"Where do you reckon it went, if it wasn't into the mixing shed?"

"To the Santa Brigida mole," Dick answered quietly, and noting the man's

abrupt movement, went on: "What were you talking to Ramon Oliva about at

the Hotel Magellan?"

The storekeeper did not reply, but the anger and confusion in his face

were plain, and Dick turned to the others.

"I think we'll send for Oliva," said Stuyvesant. "Keep this fellow here

until he comes."

Oliva entered tranquilly, though his black eyes got very keen when he

glanced at his sullen accomplice. He was picturesquely dressed, with a

black silk sash round his waist and a big Mexican sombrero. Taking out a

cigarette, he remarked that it was unusually hot.

"You are doing some work on the town mole," Dick said to him. "Where did

you get the cement?"

"I bought it," Oliva answered, with a surprised look.

"From whom?"

"A merchant at Anagas, down the coast. But, señores, my contract on the

mole is a matter for the port officials. I do not see the object of these

questions."

"You had better answer them," Stuyvesant remarked, and signed Dick to go

on.

Dick paused for a moment or two, remembering how he had confronted his

judges in a tent in an English valley. The scene came back with poignant

distinctness.

He could hear the river brawling among the stones, and feel his Colonel's

stern, condemning gaze fixed upon his face. For all that, his tone was

resolute as he asked: "What was the brand of the cement you bought?"

"The Tenax, señor," Oliva answered with a defiant smile.

Then Dick turned to the others with a gesture which implied that there

was no more to be said, and quietly sat down. Tenax was not the brand

that Fuller used, and its different properties would have appeared in the

tests.
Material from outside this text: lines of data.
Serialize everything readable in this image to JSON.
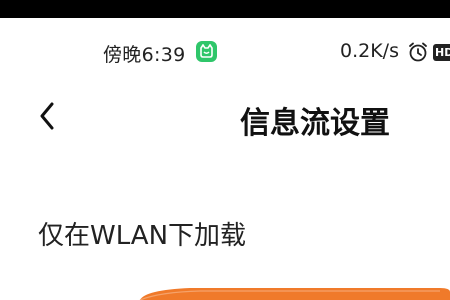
{
  "status_bar": {
    "time": "傍晚6:39",
    "net_speed": "0.2K/s",
    "hd_label": "HD",
    "app_icon": "cat-app-icon",
    "alarm_icon": "alarm-clock-icon",
    "app_icon_color": "#2fc66a"
  },
  "nav": {
    "back_icon": "chevron-left-icon",
    "title": "信息流设置"
  },
  "settings": {
    "wlan_only_label": "仅在WLAN下加载",
    "accent_color": "#f07a2a"
  }
}
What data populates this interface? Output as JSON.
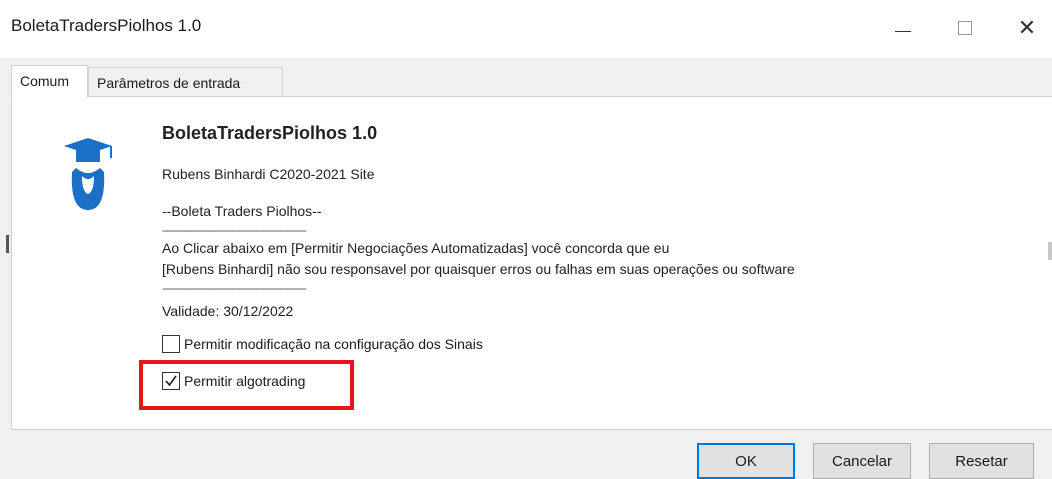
{
  "window": {
    "title": "BoletaTradersPiolhos 1.0",
    "minimize_glyph": "—",
    "close_glyph": "✕"
  },
  "tabs": [
    {
      "label": "Comum",
      "active": true
    },
    {
      "label": "Parâmetros de entrada",
      "active": false
    }
  ],
  "about": {
    "app_name": "BoletaTradersPiolhos 1.0",
    "author": "Rubens Binhardi C2020-2021 Site",
    "subtitle": "--Boleta Traders Piolhos--",
    "separator1": "------------------------------------------------",
    "disclaimer_line1": "Ao Clicar abaixo em [Permitir Negociações Automatizadas] você concorda que eu",
    "disclaimer_line2": "[Rubens Binhardi] não sou responsavel por quaisquer erros ou falhas em suas operações ou software",
    "separator2": "------------------------------------------------",
    "validity": "Validade: 30/12/2022"
  },
  "options": [
    {
      "label": "Permitir modificação na configuração dos Sinais",
      "checked": false
    },
    {
      "label": "Permitir algotrading",
      "checked": true
    }
  ],
  "highlight_color": "#e8151c",
  "logo_color": "#1b6fc4",
  "buttons": {
    "ok": "OK",
    "cancel": "Cancelar",
    "reset": "Resetar"
  },
  "icons": {
    "logo": "graduate-icon",
    "checkmark": "check-icon"
  }
}
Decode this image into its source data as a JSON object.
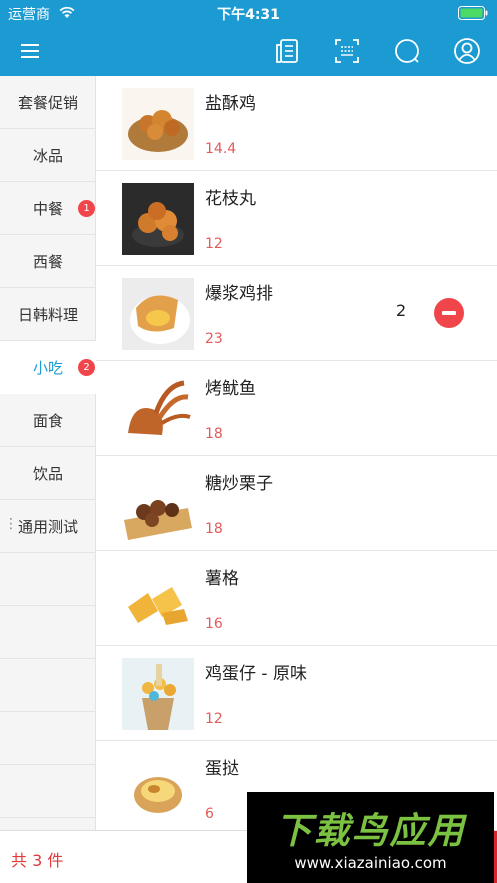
{
  "status_bar": {
    "carrier": "运营商",
    "time": "下午4:31"
  },
  "nav": {
    "icons": [
      "menu-icon",
      "order-list-icon",
      "scan-icon",
      "search-icon",
      "user-icon"
    ]
  },
  "categories": [
    {
      "label": "套餐促销"
    },
    {
      "label": "冰品"
    },
    {
      "label": "中餐",
      "badge": "1"
    },
    {
      "label": "西餐"
    },
    {
      "label": "日韩料理"
    },
    {
      "label": "小吃",
      "badge": "2",
      "active": true
    },
    {
      "label": "面食"
    },
    {
      "label": "饮品"
    },
    {
      "label": "通用测试"
    }
  ],
  "products": [
    {
      "name": "盐酥鸡",
      "price": "14.4"
    },
    {
      "name": "花枝丸",
      "price": "12"
    },
    {
      "name": "爆浆鸡排",
      "price": "23",
      "quantity": "2"
    },
    {
      "name": "烤鱿鱼",
      "price": "18"
    },
    {
      "name": "糖炒栗子",
      "price": "18"
    },
    {
      "name": "薯格",
      "price": "16"
    },
    {
      "name": "鸡蛋仔 - 原味",
      "price": "12"
    },
    {
      "name": "蛋挞",
      "price": "6"
    }
  ],
  "cart": {
    "total_label": "共 3 件"
  },
  "watermark": {
    "title": "下载鸟应用",
    "url": "www.xiazainiao.com"
  },
  "colors": {
    "brand": "#1b9bd1",
    "price": "#e25b5b",
    "badge": "#f0464b",
    "total": "#e03a3a"
  }
}
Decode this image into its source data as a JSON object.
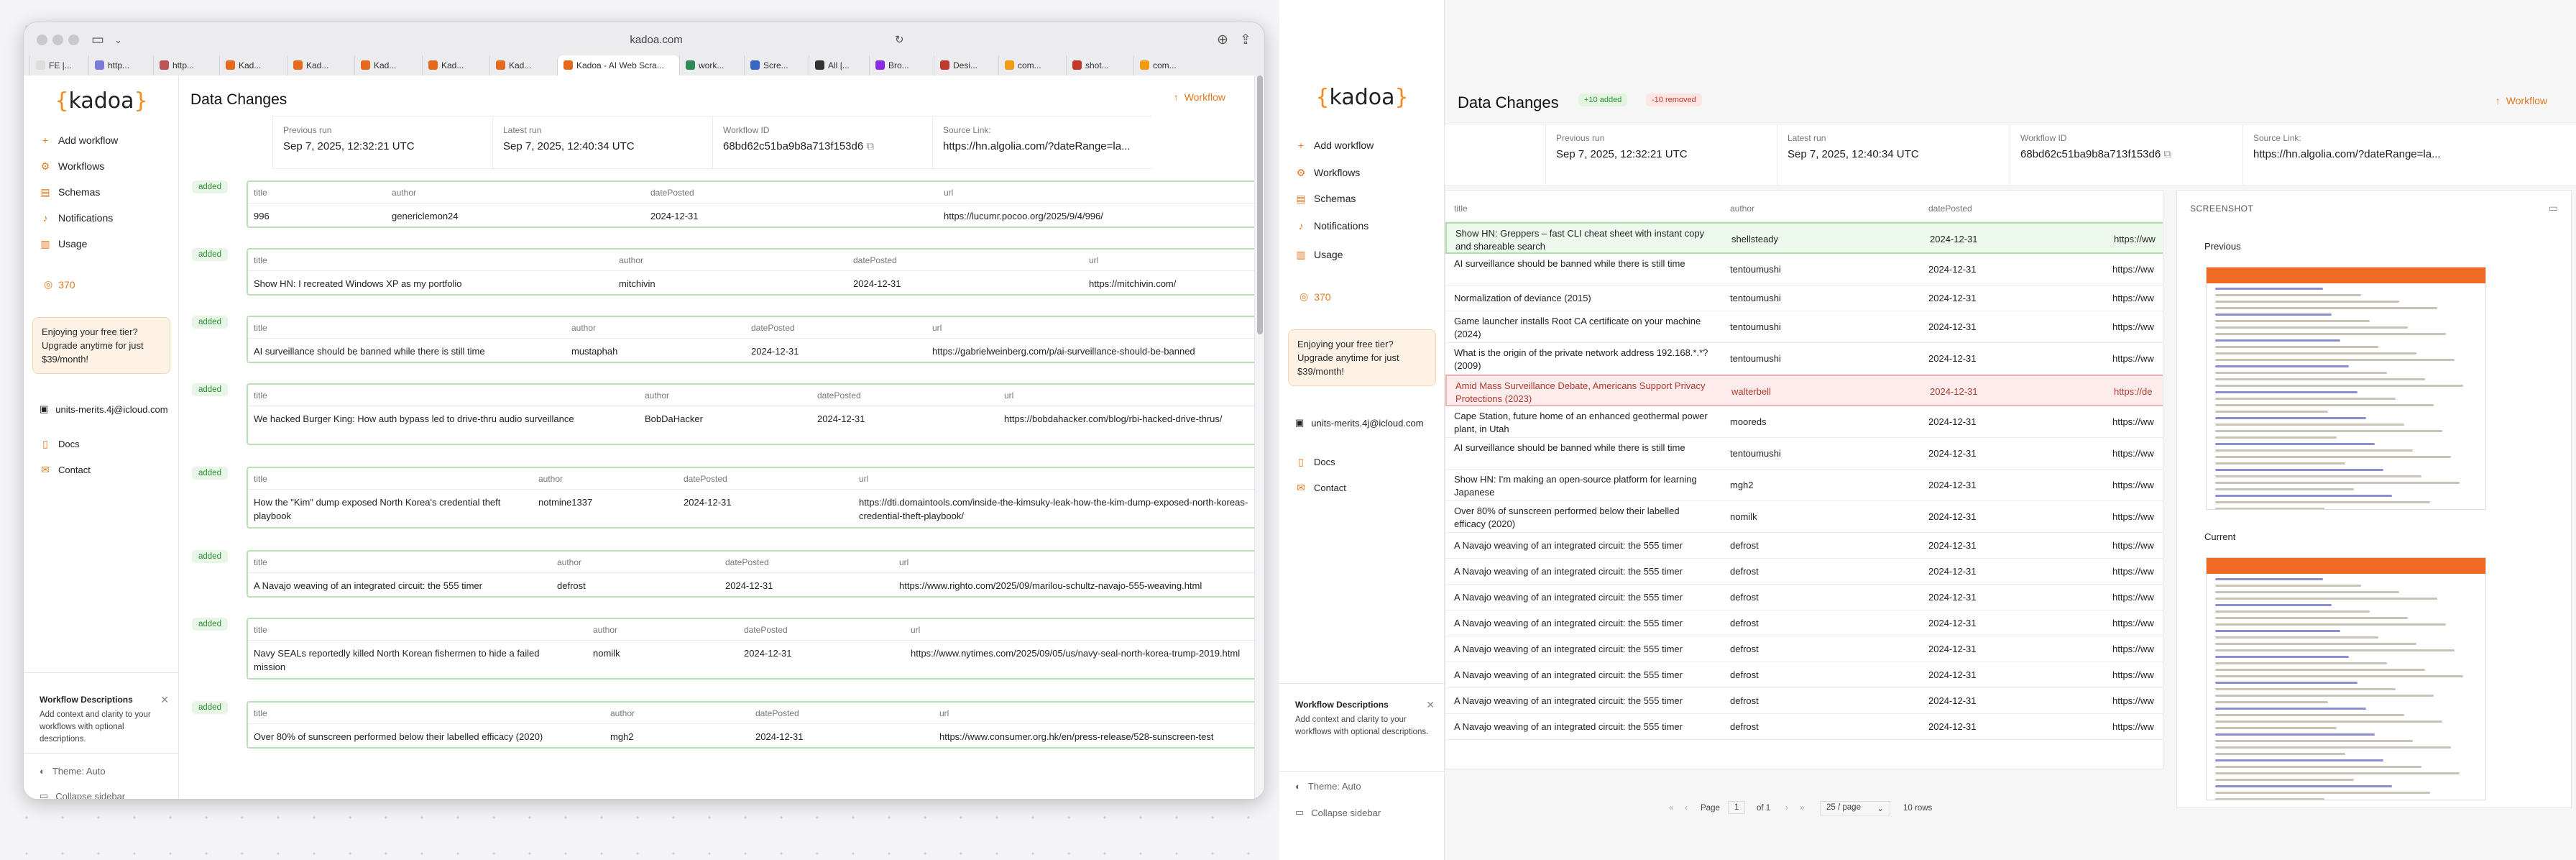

The sub-contractor had betrayed himself by the lie, and his

accomplice looked at him with disgust.

"You've given the thing away," he growled. "Think they don't know what

cement is? Now they have you fixed!"

There was silence for the next minute while Stuyvesant studied some

figures in his pocket-book. Then he wrote upon a leaf, which he tore out

and told Dick to give it to Oliva.

"Here's a rough statement of your account up to the end of last month,

Don Ramon," he said. "You can check it and afterwards hand the pay-clerk

a formal bill, brought up to date, but you'll notice I have charged you

with a quantity of cement that's missing from our store. Your engagement

with Mr. Fuller ends to-day."

Oliva spread out his hands with a dramatic gesture. "Señores, this is a

scandal, a grand injustice! You understand it will ruin me? It is

impossible that I submit."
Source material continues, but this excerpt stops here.